I have worried about Hugh Grant’s understanding of power ever since he started bringing up baby. I first saw him reach for the innocent child at one of the party conferences, where he was on stage arguing for statutory control of the press. He had his stock reply ready when someone asked whether he wasn’t being naïve about the likelihood of politicians or politicised bureaucrats seizing the opportunity to censor.
‘The phrase that is always used is ‘don’t throw the baby out with the bath water’. I have always said I don’t think it is that difficult to tell what is bath water and what is a baby. To most people it is pretty obvious.’
‘Is it really, comrade?’ I thought to myself. It seems to me that it depends where the red lines are drawn and who is doing the drawing. It depends on knowing how a story will work out and what its consequences will be, which no one can know in advance.

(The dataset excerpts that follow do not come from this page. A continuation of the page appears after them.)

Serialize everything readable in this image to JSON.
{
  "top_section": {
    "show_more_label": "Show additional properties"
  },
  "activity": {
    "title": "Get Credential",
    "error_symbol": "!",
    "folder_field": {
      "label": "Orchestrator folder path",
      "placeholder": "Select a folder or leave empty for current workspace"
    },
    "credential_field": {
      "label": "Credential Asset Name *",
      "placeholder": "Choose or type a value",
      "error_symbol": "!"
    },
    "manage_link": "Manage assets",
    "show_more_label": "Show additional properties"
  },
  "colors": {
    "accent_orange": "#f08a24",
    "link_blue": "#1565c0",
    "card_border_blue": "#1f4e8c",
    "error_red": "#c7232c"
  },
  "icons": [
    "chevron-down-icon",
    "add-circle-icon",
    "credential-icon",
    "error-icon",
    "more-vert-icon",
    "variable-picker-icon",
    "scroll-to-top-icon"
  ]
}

As I listened to his blithe assurance that the punishment of free speech was an easy task that reasonable men and women could perform without qualms, Saul Bellow’s wonderful sentence from the Adventures of Augie March ran through my mind.
‘Everybody knows there is no fineness or accuracy of suppression; if you hold down one thing you hold down the adjoining.’
Everybody knows it, that is, except Grant, the Hacked Off campaign, 99 per cent of the media studies academics in England and the Labour and Liberal Democrat parties This morning’s Telegraph raises a further objection. What about the people who want to throw out babies? What about the people who want to drown them in the bathwater and hurl them out of the window to stop them screaming the house down?
The Telegraph had discovered that Maria Miller had taken more than £90,000 from the taxpayer to spend on a house in Wimbledon, where her parents lived with her family.